There is a heap overflow bug in the parsing engine used by Symantec for many of their enterprise and consumer products, including: Norton AntiVirus 2004; Norton Internet Security 2004; the Mac version of these products; Symantec Mail Security for Microsoft Exchange 4.0; Symantec Mail Security for Domino 4.0; Symantec AntiVirus for Network Attached Storage; Symantec AntiVirus Corporate Edition 9.0; and more. Symantec is in the midst of replacing the component that causes this bug, which was originally discovered by ISS X-Force. See the full list of vulnerable products, and update details, at http://www.sarc.com/avcenter/security/Content/2005.02.08.html. Read the original ISS alert at http://xforce.iss.net/xforce/alerts/id/187.

 

Trend Micro

There is a bug that stretches across the security products line from Trend Micro, according to the security researchers at ISS-X Force. The problem is in the ARJ archive file format parser, where a heap overflow may allow an attacker to run their own code on a computer that is guarded by Trend Micro products. Fix this by going to Trend Micro at http://www.trendmicro.com/vinfo/default.asp?sect=SA and update to the VSAPI 7.510 or higher scan engine. You can read the original X Force advisory at http://xforce.iss.net/xforce/alerts/id/189.

Winamp

Nothing this month

Yahoo

The security researchers at Secunia say that Yahoo! Messenger 6.0.0.1750 has a bug if the "Hide extension for known file types" has been implemented in Windows, which is the default Windows setting. This may allow attackers to trick you into executing a file that may have malicious content.
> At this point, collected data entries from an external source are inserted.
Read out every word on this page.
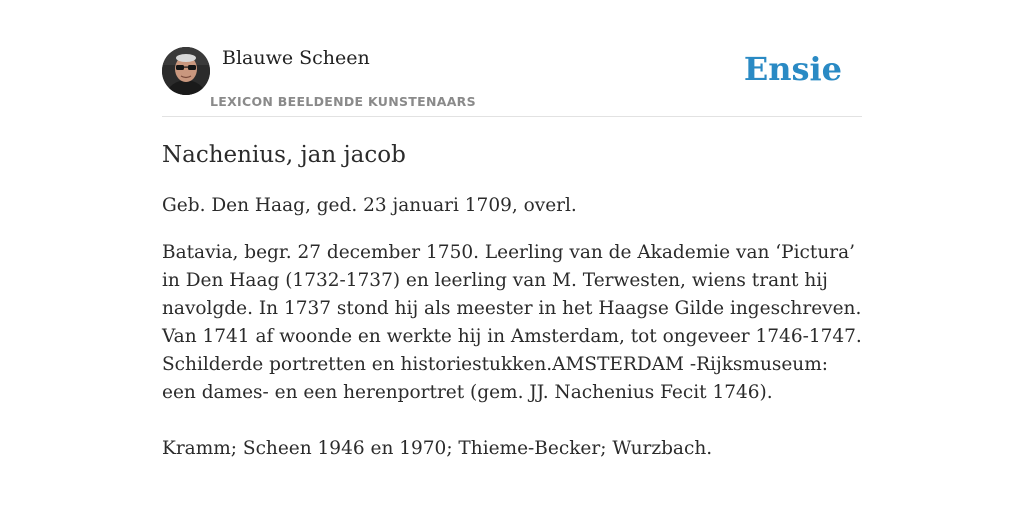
Blauwe Scheen
LEXICON BEELDENDE KUNSTENAARS
Ensie
Nachenius, jan jacob

Geb. Den Haag, ged. 23 januari 1709, overl.

Batavia, begr. 27 december 1750. Leerling van de Akademie van ‘Pictura’ in Den Haag (1732-1737) en leerling van M. Terwesten, wiens trant hij navolgde. In 1737 stond hij als meester in het Haagse Gilde ingeschreven. Van 1741 af woonde en werkte hij in Amsterdam, tot ongeveer 1746-1747. Schilderde portretten en historiestukken.AMSTERDAM -Rijksmuseum: een dames- en een herenportret (gem. JJ. Nachenius Fecit 1746).

Kramm; Scheen 1946 en 1970; Thieme-Becker; Wurzbach.
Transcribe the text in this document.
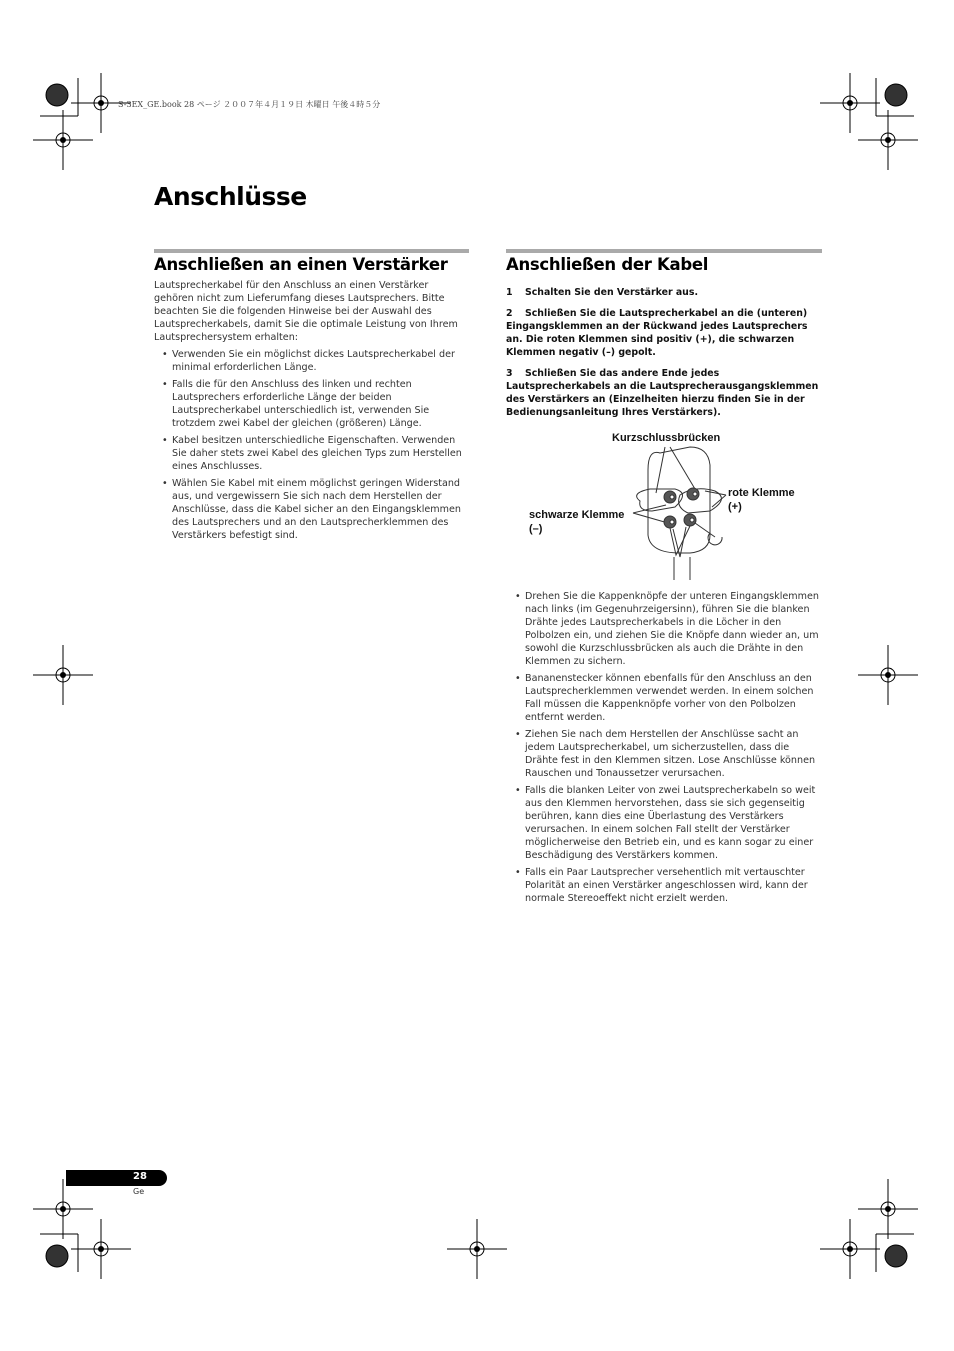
S-3EX_GE.book 28 ページ ２００７年４月１９日 木曜日 午後４時５分
Anschlüsse
Anschließen an einen Verstärker
Lautsprecherkabel für den Anschluss an einen Verstärker gehören nicht zum Lieferumfang dieses Lautsprechers. Bitte beachten Sie die folgenden Hinweise bei der Auswahl des Lautsprecherkabels, damit Sie die optimale Leistung von Ihrem Lautsprechersystem erhalten:
• Verwenden Sie ein möglichst dickes Lautsprecherkabel der minimal erforderlichen Länge.
• Falls die für den Anschluss des linken und rechten Lautsprechers erforderliche Länge der beiden Lautsprecherkabel unterschiedlich ist, verwenden Sie trotzdem zwei Kabel der gleichen (größeren) Länge.
• Kabel besitzen unterschiedliche Eigenschaften. Verwenden Sie daher stets zwei Kabel des gleichen Typs zum Herstellen eines Anschlusses.
• Wählen Sie Kabel mit einem möglichst geringen Widerstand aus, und vergewissern Sie sich nach dem Herstellen der Anschlüsse, dass die Kabel sicher an den Eingangsklemmen des Lautsprechers und an den Lautsprecherklemmen des Verstärkers befestigt sind.
Anschließen der Kabel
1 Schalten Sie den Verstärker aus.
2 Schließen Sie die Lautsprecherkabel an die (unteren) Eingangsklemmen an der Rückwand jedes Lautsprechers an. Die roten Klemmen sind positiv (+), die schwarzen Klemmen negativ (–) gepolt.
3 Schließen Sie das andere Ende jedes Lautsprecherkabels an die Lautsprecherausgangsklemmen des Verstärkers an (Einzelheiten hierzu finden Sie in der Bedienungsanleitung Ihres Verstärkers).
Kurzschlussbrücken
rote Klemme
(+)
schwarze Klemme
(–)
• Drehen Sie die Kappenknöpfe der unteren Eingangsklemmen nach links (im Gegenuhrzeigersinn), führen Sie die blanken Drähte jedes Lautsprecherkabels in die Löcher in den Polbolzen ein, und ziehen Sie die Knöpfe dann wieder an, um sowohl die Kurzschlussbrücken als auch die Drähte in den Klemmen zu sichern.
• Bananenstecker können ebenfalls für den Anschluss an den Lautsprecherklemmen verwendet werden. In einem solchen Fall müssen die Kappenknöpfe vorher von den Polbolzen entfernt werden.
• Ziehen Sie nach dem Herstellen der Anschlüsse sacht an jedem Lautsprecherkabel, um sicherzustellen, dass die Drähte fest in den Klemmen sitzen. Lose Anschlüsse können Rauschen und Tonaussetzer verursachen.
• Falls die blanken Leiter von zwei Lautsprecherkabeln so weit aus den Klemmen hervorstehen, dass sie sich gegenseitig berühren, kann dies eine Überlastung des Verstärkers verursachen. In einem solchen Fall stellt der Verstärker möglicherweise den Betrieb ein, und es kann sogar zu einer Beschädigung des Verstärkers kommen.
• Falls ein Paar Lautsprecher versehentlich mit vertauschter Polarität an einen Verstärker angeschlossen wird, kann der normale Stereoeffekt nicht erzielt werden.
28
Ge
Go to http://messenger.yahoo.com/ and update to version 6.0.0.1921 or later.

Zone Alarm

Zone Labs says there is a bug in ZoneAlarm Security Suite, ZoneAlarm Pro, ZoneAlarm, and Check Point Integrity that may allow local attackers to crash a system via IPC messages. According to them, this can't be triggered remotely, and it can't do anything other than a denial of service attack. This has been fixed in these releases: Check Point Integrity Client versions 4.5.122.000 and 5.1.556.166; ZoneAlarm Security Suite, ZoneAlarm Pro, ZoneAlarm, ZoneAlarm with Antivirus version 5.5.062.011; and ZoneAlarm Wireless version 5.5.080.000. Zone Labs credits iDEFENSE for finding this bug.